Art and Power in Medieval Societies – an interdisciplinary workshop hosted at IAS CEU

July 3, 2023

The workshop "Art and Power in Medieval Societies: Censorship, Propaganda and Public Service in the Eastern Mediterranean from Late Antiquity to the Ottoman Era" was held on May 19-20 at IAS CEU in Budapest, organized by GIAS Fellow Dr. Mariana Bodnaruk, Dr. Anna Adashinskaya from New Europe College in Romania, Senior Core Fellow Dr. Yuka Kadoi, and Senior Core Fellow Dr. Peter Martens. The event proposed to investigate the propaganda content and political uses of the arts in the medieval Eastern Mediterranean on the new methodological grounds that have been developed over the past decades (visual and cultural studies, historical anthropology, reception studies, political analysis, transregional methodologies, etc.).

“In the course of the workshop, we embarked on a journey that led us from the Middle Eastern Syriac monasteries to the Anatolian Cilician Armenia, to the slopes of the Caucasus mountains, and Asian Ephesos and Egypt. We stayed in the monasteries, attended services in Georgian and Moldavian churches, walked the spaces of Cyprus and Constantinople, crossed the Adriatic Sea, between Greek Epiros and the Terra of Otranto, and continued an academic pilgrimage to the great basilicae of Rome.
During the workshop, we saw that the relations between authorities, artists, and the public were never straightforward: art was used to atone for the sins, to promote the piety and justice of rulers, to engage the public in pious activities, and to glorify state-related personalities (officials, kings and emperors, empresses, and royal heirs). At the same time, art had the power to violate, negotiate and create discourses and policies, whereas standardization of official imagery brought elements of recognition and validation in the eyes of the public, the novelties in the image-creation brought new ideas and mobilized the viewers to discuss different thoughts, to approve or disapprove the proposals of the authorities” as stated by Dr. Anna Adashinskaya and Dr. Mariana Bodnaruk.

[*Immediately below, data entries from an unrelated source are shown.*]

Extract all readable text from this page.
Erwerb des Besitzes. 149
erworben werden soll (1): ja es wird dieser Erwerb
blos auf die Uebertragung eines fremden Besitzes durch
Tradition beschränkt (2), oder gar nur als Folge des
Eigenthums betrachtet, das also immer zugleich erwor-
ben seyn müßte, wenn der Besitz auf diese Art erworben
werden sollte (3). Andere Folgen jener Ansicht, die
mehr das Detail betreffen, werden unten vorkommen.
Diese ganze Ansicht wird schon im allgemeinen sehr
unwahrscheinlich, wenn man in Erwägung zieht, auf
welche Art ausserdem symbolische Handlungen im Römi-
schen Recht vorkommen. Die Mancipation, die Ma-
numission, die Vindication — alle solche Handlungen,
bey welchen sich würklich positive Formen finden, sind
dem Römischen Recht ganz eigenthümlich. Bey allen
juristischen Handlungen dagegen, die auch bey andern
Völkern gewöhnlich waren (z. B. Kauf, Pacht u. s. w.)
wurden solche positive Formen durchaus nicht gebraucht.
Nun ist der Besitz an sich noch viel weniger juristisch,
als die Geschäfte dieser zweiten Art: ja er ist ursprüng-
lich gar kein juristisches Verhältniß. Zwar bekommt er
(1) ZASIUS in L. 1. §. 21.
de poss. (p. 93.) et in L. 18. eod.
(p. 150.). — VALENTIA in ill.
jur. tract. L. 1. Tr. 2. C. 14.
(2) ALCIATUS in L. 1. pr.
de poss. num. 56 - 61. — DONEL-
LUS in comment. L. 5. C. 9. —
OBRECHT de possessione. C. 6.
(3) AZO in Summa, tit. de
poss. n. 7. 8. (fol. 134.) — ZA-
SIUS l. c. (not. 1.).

Focusing on the continuity and change in the social perception of images and spaces, participating scholars were analyzing the role of the arts in shaping the political discourse and influencing public perception of power and authority. The workshop explored the performative strategies applied by the powerholders and the dissidents to communicate with different social groups and the role of images and architectural spaces into propaganda, ideology-building, and legitimacy-proving.

The proceedings of the workshop will be published as an edited volume.